Royal Ambulance reported full staffing and a revised ambulance soon to be based in Gerlach; local volunteers said they are "signed off by Truckee Meadows" and described capabilities and limitations. Fire Adapted Nevada and Truckee Meadows Fire discussed community wildfire protection planning, defensible-space guidance and grant opportunities for fuel mitigation.

Public-safety presenters at the Gerlach CAB meeting described recent emergency response activity, volunteer fire capacity and county-level wildfire planning.

John Ray of Royal Ambulance said Royal has handled 10 incidents in the Gerlach area this year, with five releases and five ground transports, and that a revised, county-dedicated ambulance will be stationed in Gerlach once it clears state inspection. He scheduled an all‑day EMS training for March 25. "We're doing a training day for all of our EMS staff... that'll be on Wednesday, March 25," he said.
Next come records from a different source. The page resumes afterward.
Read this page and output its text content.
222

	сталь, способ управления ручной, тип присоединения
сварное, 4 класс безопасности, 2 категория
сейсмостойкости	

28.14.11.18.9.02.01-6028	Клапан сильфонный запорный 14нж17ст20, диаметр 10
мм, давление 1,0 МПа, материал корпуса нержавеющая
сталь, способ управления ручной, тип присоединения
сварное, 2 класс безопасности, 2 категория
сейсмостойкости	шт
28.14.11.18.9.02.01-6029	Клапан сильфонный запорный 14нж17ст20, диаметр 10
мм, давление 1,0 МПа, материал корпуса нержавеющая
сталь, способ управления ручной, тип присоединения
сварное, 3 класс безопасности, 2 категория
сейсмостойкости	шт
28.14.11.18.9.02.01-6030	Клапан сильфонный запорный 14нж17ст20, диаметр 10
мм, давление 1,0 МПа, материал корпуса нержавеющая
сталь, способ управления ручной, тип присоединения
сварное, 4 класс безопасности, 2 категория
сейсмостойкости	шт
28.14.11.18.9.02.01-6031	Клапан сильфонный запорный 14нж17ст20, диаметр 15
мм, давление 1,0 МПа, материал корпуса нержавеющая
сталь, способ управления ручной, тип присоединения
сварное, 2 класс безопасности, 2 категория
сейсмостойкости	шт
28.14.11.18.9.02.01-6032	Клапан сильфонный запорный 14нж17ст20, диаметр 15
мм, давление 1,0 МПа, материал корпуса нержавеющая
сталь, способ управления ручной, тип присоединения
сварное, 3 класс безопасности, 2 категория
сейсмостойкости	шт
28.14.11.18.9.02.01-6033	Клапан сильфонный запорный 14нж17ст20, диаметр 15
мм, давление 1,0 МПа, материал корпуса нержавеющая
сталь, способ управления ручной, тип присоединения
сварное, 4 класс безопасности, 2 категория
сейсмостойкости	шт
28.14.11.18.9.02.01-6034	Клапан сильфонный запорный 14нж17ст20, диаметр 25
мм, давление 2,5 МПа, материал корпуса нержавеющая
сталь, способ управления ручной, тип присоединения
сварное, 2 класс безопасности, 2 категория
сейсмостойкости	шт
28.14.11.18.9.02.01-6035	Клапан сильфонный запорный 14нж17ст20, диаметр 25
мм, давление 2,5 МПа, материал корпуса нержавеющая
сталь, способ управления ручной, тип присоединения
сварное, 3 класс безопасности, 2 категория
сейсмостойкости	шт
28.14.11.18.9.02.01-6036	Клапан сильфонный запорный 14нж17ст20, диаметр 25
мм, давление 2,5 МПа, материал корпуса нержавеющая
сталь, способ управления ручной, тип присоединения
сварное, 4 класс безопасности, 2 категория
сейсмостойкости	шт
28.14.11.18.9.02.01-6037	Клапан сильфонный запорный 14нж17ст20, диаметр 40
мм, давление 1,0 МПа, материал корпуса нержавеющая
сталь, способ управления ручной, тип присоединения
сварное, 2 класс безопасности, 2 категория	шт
Volunteer fire representative Greg Nielsen announced that Gerlach volunteers are "officially in business," saying they are "signed off by Truckee Meadows," and explained what volunteers can and cannot do in operations: exterior firefighting, vehicle extrication and limited tasks until Truckee Meadows or additional resources arrive. "So we can respond to stuff... we can cut cars apart... We can spray fire on the outside and protect neighbors' homes," he said, while noting interior structural firefighting and full-house search and rescue are limited.

Fire Adapted Nevada coordinator Kelly Nevills and Brett Taylor of Truckee Meadows Fire outlined wildfire risk and mitigation work. Nevills emphasized home hardening and the "0 to 5 foot" vulnerability zone near structures and used video examples to show how quickly embers and poor defensible space can ignite homes. "That is where your home is most vulnerable, and that's where your defensible space comes in," she said. Taylor described the Community Wildfire Protection Plan (CWPP) update process for Washoe County and said community assessments will inform mitigation priorities and grant applications.

Presenters also discussed funding and implementation: NDF and Truckee Meadows can help prepare grant applications and provide fuels crews to implement projects if grants are awarded; free defensible-space inspections are available. They described coordination needs when work affects federal land (BLM) and encouraged local input to shape grant proposals.

Next steps: Royal Ambulance to place the revised ambulance in Gerlach pending inspection; volunteer recruitment and training to continue; Washoe County/NDF/Truckee Meadows to pursue CWPP updates, community assessments and grant applications to fund mitigation work.